The Mental Health Parity Act of 2007 would prohibit group health plans and group health
insurance issuers that provide both medical and surgical benefits and mental health benefits
from imposing treatment limitations or financial requirements for coverage of mental health
benefits that are different from those used for medical and surgical benefits.

The bill would affect both federal revenues and direct spending for Medicaid, beginning in
2009. The bill would result in higher premiums for employer-sponsored health benefits.
Higher premiums, in turn, would result in more of an employee's compensation being
received in the form of nontaxable employer-paid premiums, and less in the form of taxable
wages. As a result of this shift, federal income and payroll tax revenues would decline. The
Congressional Budget Office (CBO) estimates that the proposal would reduce federal tax
revenues by $1 billion over the 2009-2012 period and by $3 billion over the 2009-2017
period. Social Security payroll taxes, which are off-budget, would account for about
35 percent of those totals.

The bill's requirements for issuers of group health insurance would apply to managed care
plans in the Medicaid program. CBO estimates that enacting S. 558 would increase federal
direct spending for Medicaid by $280 million over the 2009-2012 period and by $790 million
over the 2009-2017 period. In addition, assuming appropriation of the necessary amounts,
CBO estimates that implementing S. 558 would have discretionary costs of $20 million in
2008, $143 million over the 2008-2012 period, and $322 million over the 2008-2017 period.

S. 558 would preempt state laws governing mental health coverage that are different than
those in this bill and that apply to firms with 50 or more employees. That preemption would
be an intergovernmental mandate as defined in the Unfunded Mandates Reform Act
(UMRA). However, because the preemption only would prohibit the application of state
regulatory law, CBO estimates that the costs of the mandate to state, local, or tribal
governments would not be significant and thus would not exceed the threshold established
by UMRA ($66 million in 2007, adjusted annually for inflation).

As a result of this legislation, some state, local, and tribal governments would pay higher
health insurance premiums for their employees. However, these costs would not result from
intergovernmental mandates, but would be costs passed on to them by private insurers who
would face a private-sector mandate to comply with the requirements of the bill.
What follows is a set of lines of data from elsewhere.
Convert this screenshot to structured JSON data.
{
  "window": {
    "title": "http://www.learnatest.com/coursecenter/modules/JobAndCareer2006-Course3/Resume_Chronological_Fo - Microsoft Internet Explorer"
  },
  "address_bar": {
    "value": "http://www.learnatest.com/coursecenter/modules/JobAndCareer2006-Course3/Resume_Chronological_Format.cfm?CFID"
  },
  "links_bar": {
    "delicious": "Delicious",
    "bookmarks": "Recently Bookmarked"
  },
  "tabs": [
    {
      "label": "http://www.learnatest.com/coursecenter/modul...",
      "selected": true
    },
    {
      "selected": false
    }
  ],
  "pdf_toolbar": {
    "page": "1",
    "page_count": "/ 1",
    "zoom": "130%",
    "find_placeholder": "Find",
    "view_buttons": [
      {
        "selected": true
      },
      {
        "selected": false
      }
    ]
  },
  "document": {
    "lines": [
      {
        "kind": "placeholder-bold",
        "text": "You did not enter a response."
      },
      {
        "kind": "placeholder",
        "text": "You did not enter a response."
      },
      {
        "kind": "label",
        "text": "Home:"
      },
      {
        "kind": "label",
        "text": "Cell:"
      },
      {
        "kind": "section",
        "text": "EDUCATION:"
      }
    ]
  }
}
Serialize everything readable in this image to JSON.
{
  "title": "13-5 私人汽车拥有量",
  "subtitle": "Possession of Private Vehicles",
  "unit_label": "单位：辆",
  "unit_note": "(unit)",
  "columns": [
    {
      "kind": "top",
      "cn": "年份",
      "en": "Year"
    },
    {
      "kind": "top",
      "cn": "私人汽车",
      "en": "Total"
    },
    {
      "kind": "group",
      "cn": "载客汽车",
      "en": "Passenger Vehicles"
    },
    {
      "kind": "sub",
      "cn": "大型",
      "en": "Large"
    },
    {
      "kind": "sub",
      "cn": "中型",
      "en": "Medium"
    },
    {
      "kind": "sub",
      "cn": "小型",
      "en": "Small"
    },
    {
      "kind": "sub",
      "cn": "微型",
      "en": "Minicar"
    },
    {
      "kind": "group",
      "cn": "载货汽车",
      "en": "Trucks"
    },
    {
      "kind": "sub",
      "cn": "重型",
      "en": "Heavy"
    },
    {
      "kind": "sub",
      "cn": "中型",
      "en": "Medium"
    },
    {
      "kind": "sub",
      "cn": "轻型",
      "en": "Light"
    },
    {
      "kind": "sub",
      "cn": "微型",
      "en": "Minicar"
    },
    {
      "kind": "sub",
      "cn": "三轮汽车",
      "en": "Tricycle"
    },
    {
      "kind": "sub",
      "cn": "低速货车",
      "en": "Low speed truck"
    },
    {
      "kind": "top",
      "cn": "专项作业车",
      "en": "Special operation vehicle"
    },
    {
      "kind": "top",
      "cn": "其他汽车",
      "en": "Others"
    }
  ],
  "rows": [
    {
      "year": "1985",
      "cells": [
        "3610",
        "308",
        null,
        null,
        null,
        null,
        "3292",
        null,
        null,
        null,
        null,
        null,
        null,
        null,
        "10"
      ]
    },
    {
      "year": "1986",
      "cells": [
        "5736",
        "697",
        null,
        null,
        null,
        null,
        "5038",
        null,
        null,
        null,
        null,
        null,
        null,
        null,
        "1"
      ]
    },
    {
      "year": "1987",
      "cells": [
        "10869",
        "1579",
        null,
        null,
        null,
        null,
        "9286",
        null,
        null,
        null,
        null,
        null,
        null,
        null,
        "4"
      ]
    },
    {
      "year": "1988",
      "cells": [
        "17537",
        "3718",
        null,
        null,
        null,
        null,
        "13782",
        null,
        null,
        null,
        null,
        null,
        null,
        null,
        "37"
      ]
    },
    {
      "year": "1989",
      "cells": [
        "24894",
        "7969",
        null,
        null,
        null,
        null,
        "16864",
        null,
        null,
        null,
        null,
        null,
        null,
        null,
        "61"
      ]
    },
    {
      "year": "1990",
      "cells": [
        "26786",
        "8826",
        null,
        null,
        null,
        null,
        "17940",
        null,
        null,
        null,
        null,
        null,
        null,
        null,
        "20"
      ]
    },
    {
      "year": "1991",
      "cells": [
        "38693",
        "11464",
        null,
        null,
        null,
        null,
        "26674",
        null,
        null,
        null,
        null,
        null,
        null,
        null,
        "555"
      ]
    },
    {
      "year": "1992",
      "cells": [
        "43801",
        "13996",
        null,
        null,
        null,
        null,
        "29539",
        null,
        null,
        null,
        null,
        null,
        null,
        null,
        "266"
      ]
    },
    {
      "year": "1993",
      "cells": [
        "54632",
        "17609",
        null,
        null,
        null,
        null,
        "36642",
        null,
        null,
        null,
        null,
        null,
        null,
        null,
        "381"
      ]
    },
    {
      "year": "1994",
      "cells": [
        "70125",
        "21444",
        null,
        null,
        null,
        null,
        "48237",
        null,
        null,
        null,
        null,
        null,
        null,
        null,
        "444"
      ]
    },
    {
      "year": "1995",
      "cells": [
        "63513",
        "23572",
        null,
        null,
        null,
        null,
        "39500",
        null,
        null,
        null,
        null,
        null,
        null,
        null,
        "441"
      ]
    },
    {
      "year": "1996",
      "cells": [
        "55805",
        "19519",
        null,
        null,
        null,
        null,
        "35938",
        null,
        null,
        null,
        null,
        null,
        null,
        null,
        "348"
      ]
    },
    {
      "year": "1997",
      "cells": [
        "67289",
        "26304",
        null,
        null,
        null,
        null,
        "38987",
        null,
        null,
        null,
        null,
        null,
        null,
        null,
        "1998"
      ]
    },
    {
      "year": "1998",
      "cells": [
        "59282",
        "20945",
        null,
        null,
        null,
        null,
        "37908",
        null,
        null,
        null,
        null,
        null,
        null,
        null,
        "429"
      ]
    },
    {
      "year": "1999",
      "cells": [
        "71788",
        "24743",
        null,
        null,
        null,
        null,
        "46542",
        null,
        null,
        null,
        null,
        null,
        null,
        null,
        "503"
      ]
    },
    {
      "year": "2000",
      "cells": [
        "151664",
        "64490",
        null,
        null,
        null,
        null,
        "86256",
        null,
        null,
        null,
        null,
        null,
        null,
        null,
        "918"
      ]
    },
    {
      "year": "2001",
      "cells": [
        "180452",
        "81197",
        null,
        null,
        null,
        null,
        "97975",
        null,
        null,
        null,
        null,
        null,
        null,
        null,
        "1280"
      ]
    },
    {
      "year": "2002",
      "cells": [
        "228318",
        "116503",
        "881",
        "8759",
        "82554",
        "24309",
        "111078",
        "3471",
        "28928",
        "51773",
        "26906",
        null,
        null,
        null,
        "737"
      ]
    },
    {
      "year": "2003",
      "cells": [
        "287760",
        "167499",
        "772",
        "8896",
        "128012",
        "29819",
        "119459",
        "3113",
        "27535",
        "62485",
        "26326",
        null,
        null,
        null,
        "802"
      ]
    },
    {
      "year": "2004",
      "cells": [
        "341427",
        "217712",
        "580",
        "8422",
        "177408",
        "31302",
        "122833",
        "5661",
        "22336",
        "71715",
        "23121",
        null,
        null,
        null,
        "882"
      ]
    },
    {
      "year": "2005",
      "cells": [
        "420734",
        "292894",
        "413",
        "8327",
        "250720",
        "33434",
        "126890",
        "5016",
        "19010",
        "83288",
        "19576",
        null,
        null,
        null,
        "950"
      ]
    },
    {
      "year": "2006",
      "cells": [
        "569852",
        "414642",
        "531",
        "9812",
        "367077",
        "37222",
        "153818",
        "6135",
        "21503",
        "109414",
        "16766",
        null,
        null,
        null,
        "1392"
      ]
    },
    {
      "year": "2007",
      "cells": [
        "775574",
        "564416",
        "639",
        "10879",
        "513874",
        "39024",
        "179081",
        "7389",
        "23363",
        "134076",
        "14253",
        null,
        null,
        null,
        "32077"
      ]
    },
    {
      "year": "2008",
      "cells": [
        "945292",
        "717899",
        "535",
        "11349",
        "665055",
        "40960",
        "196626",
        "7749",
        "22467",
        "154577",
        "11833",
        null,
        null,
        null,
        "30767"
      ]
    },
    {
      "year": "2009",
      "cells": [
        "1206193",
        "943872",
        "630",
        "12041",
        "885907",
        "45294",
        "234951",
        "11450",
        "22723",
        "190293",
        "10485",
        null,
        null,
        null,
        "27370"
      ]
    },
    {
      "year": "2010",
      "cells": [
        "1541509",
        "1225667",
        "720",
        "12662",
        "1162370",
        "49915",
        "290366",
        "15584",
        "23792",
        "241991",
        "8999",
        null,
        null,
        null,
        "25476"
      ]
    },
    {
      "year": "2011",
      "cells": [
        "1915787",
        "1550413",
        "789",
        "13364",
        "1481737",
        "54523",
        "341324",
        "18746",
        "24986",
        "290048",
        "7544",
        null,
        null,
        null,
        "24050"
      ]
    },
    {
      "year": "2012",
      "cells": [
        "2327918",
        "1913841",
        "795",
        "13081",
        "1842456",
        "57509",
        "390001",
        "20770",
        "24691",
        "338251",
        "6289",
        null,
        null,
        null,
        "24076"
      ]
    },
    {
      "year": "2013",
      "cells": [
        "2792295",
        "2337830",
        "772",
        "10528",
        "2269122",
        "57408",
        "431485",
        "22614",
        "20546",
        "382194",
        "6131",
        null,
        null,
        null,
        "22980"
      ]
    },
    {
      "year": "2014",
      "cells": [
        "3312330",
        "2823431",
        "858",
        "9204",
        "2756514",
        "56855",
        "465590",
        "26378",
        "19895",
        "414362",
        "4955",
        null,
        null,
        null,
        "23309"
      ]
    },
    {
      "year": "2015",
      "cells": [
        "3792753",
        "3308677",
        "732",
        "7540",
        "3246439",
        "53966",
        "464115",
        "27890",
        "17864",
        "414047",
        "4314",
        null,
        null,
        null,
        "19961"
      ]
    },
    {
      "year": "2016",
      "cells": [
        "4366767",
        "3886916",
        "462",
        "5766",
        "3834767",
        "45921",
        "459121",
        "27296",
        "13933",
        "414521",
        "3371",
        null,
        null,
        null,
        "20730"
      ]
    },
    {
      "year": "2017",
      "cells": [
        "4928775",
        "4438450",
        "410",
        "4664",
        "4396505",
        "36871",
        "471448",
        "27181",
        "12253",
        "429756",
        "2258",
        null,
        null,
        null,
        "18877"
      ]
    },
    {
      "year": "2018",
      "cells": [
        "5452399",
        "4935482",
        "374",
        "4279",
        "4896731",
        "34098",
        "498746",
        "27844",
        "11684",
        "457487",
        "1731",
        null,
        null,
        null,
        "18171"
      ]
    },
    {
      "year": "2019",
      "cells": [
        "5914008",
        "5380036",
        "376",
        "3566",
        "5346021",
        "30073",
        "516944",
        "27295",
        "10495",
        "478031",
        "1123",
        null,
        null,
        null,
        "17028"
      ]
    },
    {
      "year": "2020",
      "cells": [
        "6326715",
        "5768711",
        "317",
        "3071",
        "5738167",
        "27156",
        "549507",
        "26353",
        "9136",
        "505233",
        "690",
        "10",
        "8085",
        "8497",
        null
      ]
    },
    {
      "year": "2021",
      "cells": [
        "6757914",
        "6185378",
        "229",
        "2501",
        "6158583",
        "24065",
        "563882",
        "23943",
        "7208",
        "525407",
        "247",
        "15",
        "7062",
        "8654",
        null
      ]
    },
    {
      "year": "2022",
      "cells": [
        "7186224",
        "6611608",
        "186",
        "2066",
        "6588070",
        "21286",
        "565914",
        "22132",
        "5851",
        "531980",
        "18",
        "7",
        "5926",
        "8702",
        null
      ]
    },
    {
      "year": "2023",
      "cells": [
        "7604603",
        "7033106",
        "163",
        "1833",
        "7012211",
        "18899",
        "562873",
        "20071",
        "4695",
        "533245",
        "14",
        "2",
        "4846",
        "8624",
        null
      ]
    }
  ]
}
The bill would impose a private-sector mandate on group health plans and group health
insurance issuers by prohibiting them from imposing treatment limitations or financial
requirements for mental health benefits that differ from those placed on medical and surgical
benefits. Under current law, the Mental Health Parity Act of 1996 requires a more-limited
form of parity between mental health and medical and surgical coverage. That mandate is set
to expire at the end of 2007. Thus, S. 558 would both extend and expand the existing
mandate requiring mental health parity. CBO estimates that the direct costs of the
private-sector mandate in the bill would total about $1.5 billion in 2009, and would grow in
later years. That amount would significantly exceed the annual threshold established by
UMRA ($131 million in 2007, adjusted for inflation) in each of the years that the mandate
would be in effect.


ESTIMATED COST TO THE FEDERAL GOVERNMENT

The estimated budgetary impact of S. 558 is shown in the following table. The costs of this
legislation fall within budget function 550 (health).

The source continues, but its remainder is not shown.